Au plan économique, nos concitoyens mesurent l'ensemble des suppressions d'emplois. Ils les vivent durement, et sont nombreux à être touchés sur des sites industriels partout en France, qui subissent le choc dans le secteur automobile et dans toute la sous-traitance qui lui est liée.

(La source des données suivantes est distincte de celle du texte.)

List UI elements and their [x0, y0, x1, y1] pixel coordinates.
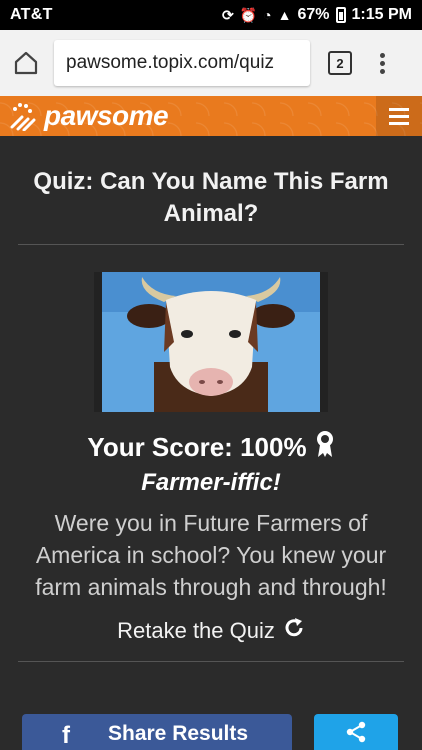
divider [18, 244, 404, 245]
site-logo[interactable]: pawsome [44, 100, 169, 132]
signal-icon: ▲ [277, 7, 292, 23]
site-header: pawsome [0, 96, 422, 136]
tabs-icon[interactable]: 2 [328, 51, 352, 75]
score-text: Your Score: 100% [87, 432, 307, 462]
browser-toolbar: pawsome.topix.com/quiz 2 [0, 30, 422, 96]
sync-icon: ⟳ [222, 6, 234, 23]
status-bar: AT&T ⟳ ⏰ ◔ ▲ 67% 1:15 PM [0, 0, 422, 30]
page-title: Quiz: Can You Name This Farm Animal? [33, 168, 389, 227]
status-icons: ⟳ ⏰ ◔ ▲ 67% 1:15 PM [222, 6, 412, 24]
wifi-icon: ◔ [263, 7, 272, 23]
retake-quiz-link[interactable]: Retake the Quiz [0, 617, 422, 645]
retake-label: Retake the Quiz [117, 618, 275, 643]
share-row: f Share Results [0, 714, 422, 750]
cow-image [94, 272, 328, 412]
ribbon-icon [315, 430, 335, 465]
share-results-label: Share Results [108, 722, 249, 745]
more-vert-icon[interactable] [374, 47, 391, 80]
alarm-icon: ⏰ [239, 6, 258, 23]
score-line: Your Score: 100% [0, 430, 422, 465]
clock: 1:15 PM [351, 6, 412, 23]
home-icon[interactable] [8, 45, 44, 81]
share-icon [344, 720, 368, 749]
refresh-icon [283, 617, 305, 645]
hamburger-icon[interactable] [376, 96, 422, 136]
paw-logo-icon[interactable] [8, 101, 38, 132]
url-bar[interactable]: pawsome.topix.com/quiz [54, 40, 310, 86]
result-rating: Farmer-iffic! [141, 469, 281, 496]
battery-percent: 67% [297, 6, 330, 23]
share-button[interactable] [314, 714, 398, 750]
facebook-icon: f [62, 722, 70, 749]
carrier-label: AT&T [10, 6, 53, 23]
share-results-button[interactable]: f Share Results [22, 714, 292, 750]
result-description: Were you in Future Farmers of America in… [35, 510, 387, 600]
quiz-content: Quiz: Can You Name This Farm Animal? You… [0, 136, 422, 662]
divider [18, 661, 404, 662]
battery-icon [335, 7, 346, 23]
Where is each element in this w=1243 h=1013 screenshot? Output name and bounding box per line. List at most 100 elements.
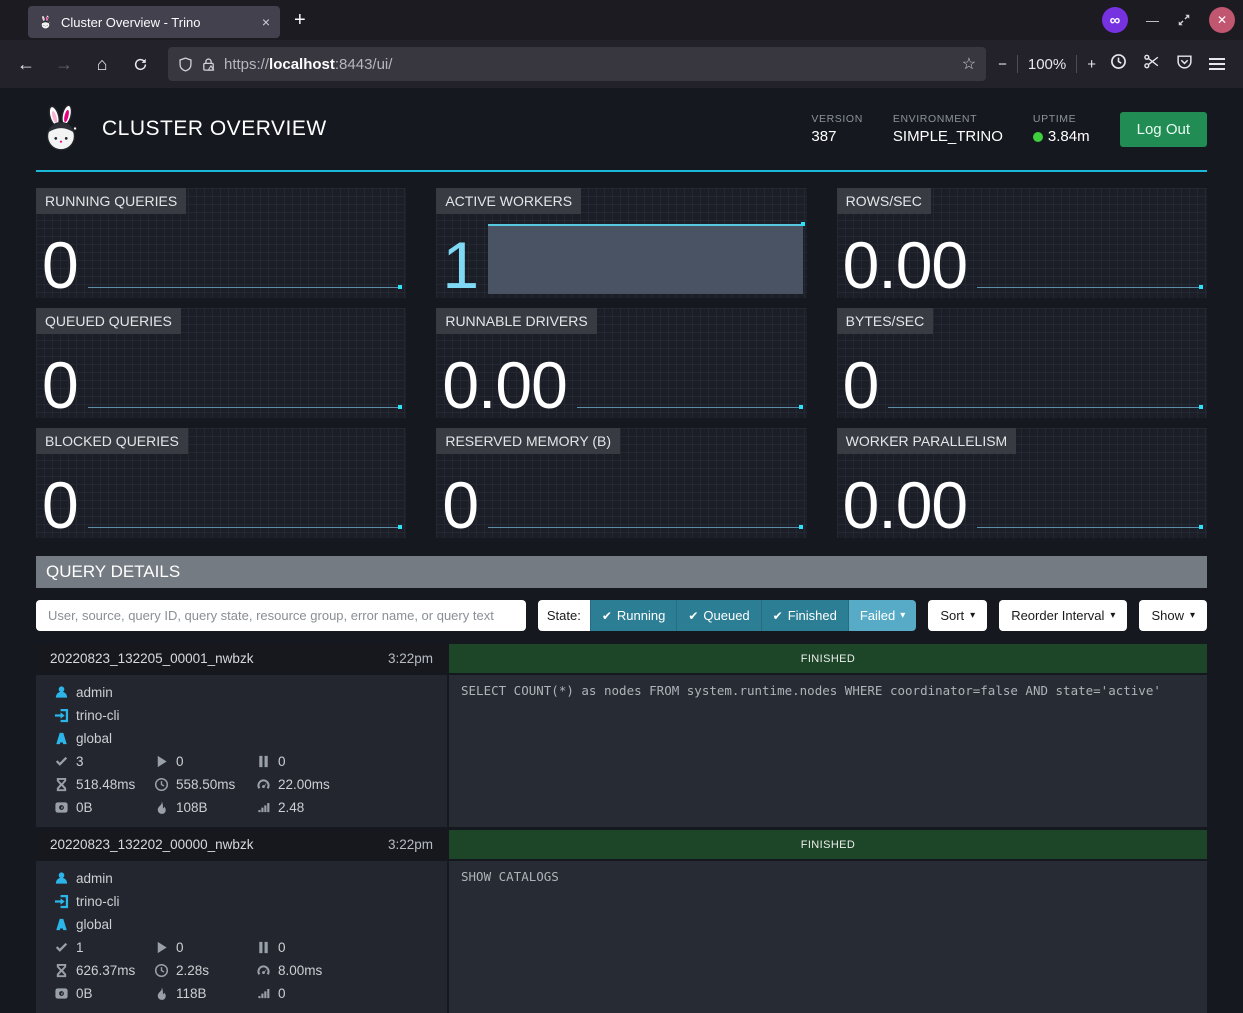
state-filter-label: State: (538, 600, 590, 631)
trino-favicon (38, 15, 53, 30)
check-icon: ✔ (773, 609, 783, 623)
zoom-level[interactable]: 100% (1028, 56, 1066, 73)
page-header: CLUSTER OVERVIEW VERSION 387 ENVIRONMENT… (36, 88, 1207, 172)
menu-hamburger-icon[interactable] (1209, 58, 1225, 70)
stat-card-queued-queries: QUEUED QUERIES 0 (36, 308, 406, 418)
check-icon (54, 940, 69, 955)
show-dropdown[interactable]: Show▾ (1139, 600, 1207, 631)
sparkline (88, 214, 405, 296)
query-sql: SELECT COUNT(*) as nodes FROM system.run… (449, 675, 1207, 827)
tab-title: Cluster Overview - Trino (61, 15, 254, 30)
trino-logo (36, 103, 86, 155)
reorder-interval-dropdown[interactable]: Reorder Interval▾ (999, 600, 1127, 631)
query-header: 20220823_132205_00001_nwbzk 3:22pm (36, 644, 447, 673)
tab-close-icon[interactable]: × (262, 14, 270, 30)
hourglass-icon (54, 777, 69, 792)
new-tab-button[interactable]: + (294, 9, 306, 32)
stat-card-bytes-sec: BYTES/SEC 0 (837, 308, 1207, 418)
query-state-badge: FINISHED (449, 830, 1207, 859)
scale-icon (54, 800, 69, 815)
state-filter-finished[interactable]: ✔Finished (761, 600, 848, 631)
screenshot-scissors-icon[interactable] (1143, 53, 1160, 75)
url-text[interactable]: https://localhost:8443/ui/ (224, 56, 954, 73)
sparkline (488, 214, 805, 296)
gauge-icon (256, 777, 271, 792)
state-filter-queued[interactable]: ✔Queued (676, 600, 760, 631)
clock-icon (154, 963, 169, 978)
stat-card-running-queries: RUNNING QUERIES 0 (36, 188, 406, 298)
browser-titlebar: Cluster Overview - Trino × + ∞ — ✕ (0, 0, 1243, 40)
bar-chart-icon (256, 986, 271, 1001)
query-stats: admin trino-cli global 1 0 0 626.37ms 2.… (36, 861, 447, 1013)
forward-button[interactable]: → (48, 48, 80, 80)
query-time: 3:22pm (388, 651, 433, 666)
stat-value: 0.00 (442, 355, 566, 416)
pause-icon (256, 940, 271, 955)
browser-tab[interactable]: Cluster Overview - Trino × (28, 6, 280, 38)
page-title: CLUSTER OVERVIEW (102, 117, 327, 141)
user-icon (54, 871, 69, 886)
history-clock-icon[interactable] (1110, 53, 1127, 75)
chevron-down-icon: ▾ (1110, 610, 1115, 621)
state-filter-failed-dropdown[interactable]: Failed▾ (848, 600, 916, 631)
stat-value: 0 (843, 355, 879, 416)
stat-cards: RUNNING QUERIES 0 ACTIVE WORKERS 1 ROWS/… (36, 188, 1207, 538)
state-filter-running[interactable]: ✔Running (590, 600, 677, 631)
fire-icon (154, 986, 169, 1001)
reload-button[interactable] (124, 48, 156, 80)
bookmark-star-icon[interactable]: ☆ (962, 54, 976, 74)
chevron-down-icon: ▾ (900, 610, 905, 621)
play-icon (154, 754, 169, 769)
sparkline (977, 454, 1205, 536)
shield-icon[interactable] (178, 57, 193, 72)
bar-chart-icon (256, 800, 271, 815)
gauge-icon (256, 963, 271, 978)
query-row: 20220823_132205_00001_nwbzk 3:22pm FINIS… (36, 644, 1207, 827)
play-icon (154, 940, 169, 955)
query-state-badge: FINISHED (449, 644, 1207, 673)
stat-card-runnable-drivers: RUNNABLE DRIVERS 0.00 (436, 308, 806, 418)
stat-value: 0 (442, 475, 478, 536)
uptime-status-dot (1033, 132, 1043, 142)
query-row: 20220823_132202_00000_nwbzk 3:22pm FINIS… (36, 830, 1207, 1013)
minimize-button[interactable]: — (1146, 13, 1159, 28)
scale-icon (54, 986, 69, 1001)
home-button[interactable]: ⌂ (86, 48, 118, 80)
back-button[interactable]: ← (10, 48, 42, 80)
sparkline (88, 334, 405, 416)
cluster-overview-page: CLUSTER OVERVIEW VERSION 387 ENVIRONMENT… (0, 88, 1243, 1013)
query-header: 20220823_132202_00000_nwbzk 3:22pm (36, 830, 447, 859)
private-browsing-icon: ∞ (1102, 7, 1128, 33)
query-id-link[interactable]: 20220823_132205_00001_nwbzk (50, 651, 253, 666)
close-window-button[interactable]: ✕ (1209, 7, 1235, 33)
zoom-in-button[interactable]: + (1087, 56, 1096, 73)
version-info: VERSION 387 (811, 113, 862, 145)
sort-dropdown[interactable]: Sort▾ (928, 600, 987, 631)
query-id-link[interactable]: 20220823_132202_00000_nwbzk (50, 837, 253, 852)
sparkline (88, 454, 405, 536)
query-details-toolbar: State: ✔Running ✔Queued ✔Finished Failed… (36, 600, 1207, 631)
chevron-down-icon: ▾ (1190, 610, 1195, 621)
stat-value: 0 (42, 235, 78, 296)
environment-info: ENVIRONMENT SIMPLE_TRINO (893, 113, 1003, 145)
query-time: 3:22pm (388, 837, 433, 852)
browser-toolbar: ← → ⌂ https://localhost:8443/ui/ ☆ − 100… (0, 40, 1243, 88)
stat-value: 0.00 (843, 475, 967, 536)
road-icon (54, 731, 69, 746)
lock-warning-icon[interactable] (201, 57, 216, 72)
road-icon (54, 917, 69, 932)
fire-icon (154, 800, 169, 815)
sign-in-icon (54, 708, 69, 723)
zoom-out-button[interactable]: − (998, 56, 1007, 73)
logout-button[interactable]: Log Out (1120, 112, 1207, 147)
uptime-info: UPTIME 3.84m (1033, 113, 1090, 145)
query-details-title: QUERY DETAILS (36, 556, 1207, 588)
stat-card-reserved-memory: RESERVED MEMORY (B) 0 (436, 428, 806, 538)
pocket-icon[interactable] (1176, 53, 1193, 75)
check-icon: ✔ (688, 609, 698, 623)
search-input[interactable] (36, 600, 526, 631)
check-icon: ✔ (602, 609, 612, 623)
sparkline (488, 454, 805, 536)
url-bar[interactable]: https://localhost:8443/ui/ ☆ (168, 47, 986, 81)
restore-button[interactable] (1177, 13, 1191, 27)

Ils voient aussi les décisions prises par le groupe Total, que nous considérons comme une véritable provocation, dans cette économie libérale exacerbée. Évoquer Total, oui, c'est mettre en parallèle les 14 milliards d'euros de bénéfices en 2008 et les catastrophes que cette entreprise a générées et génère encore. Dans une actualité marquée par les suppressions d'emplois, notre indignation est partagée par Laurent Wauquiez, secrétaire d'État chargé de l'emploi. Il n'y a bien que le Premier ministre, le ministre du budget et la ministre de l'économie qui rendent hommage à cette entreprise au motif qu'elle crée de la richesse nationale et investit dans la recherche. Il faudra bien que nous ayons ce débat au fond : cette entreprise est-elle véritablement citoyenne lorsqu'elle agit ainsi dans le présent ? Et l'a-t-elle été lorsque, dans le passé, elle a laissé des traces indélébiles dans l'environnement national et dans les corps et les âmes de nos concitoyens. Je pense ici, évidemment, à l'Erika et à AZF.
En ce qui concerne la crise sociale, les Français voient la précarité et les fins de mois difficiles. Vous nous opposez, madame la ministre, l'excuse du revenu de solidarité active. Mais là aussi, dans ce domaine, il faut ramener les chiffres à ce qu'ils représentent pour l'individu et comparer des choses comparables. En face des 460 millions d'euros qui bénéficient à quelque 16 000 personnes au titre du bouclier fiscal – nous en avons longuement parlé, et cela a l'air de vous ennuyer –, vous nous opposez 1,5 milliard de mesures nouvelles. Mais encore faut-il préciser qu'elles bénéficient à 1 million d'attributaires du RMI. Ces attributaires du RMI, c'est souvent toute une famille, autrement dit plusieurs personnes. On peut donc estimer que ces mesures concernent 2,5 millions de bénéficiaires. Il nous faut donc garder des ordres de grandeur raisonnables. Les Français ont l'habitude de la raison et des chiffres raisonnables. En face de la valse des milliards, ils auraient aussi besoin de voir, dans ces modifications de l'action du Gouvernement que sont les lois de finances rectificatives, qu'ils ont la place et la considération qu'ils méritent.
Pour toutes ces raisons, nous voterons la question préalable défendue par notre collègue Sandrier.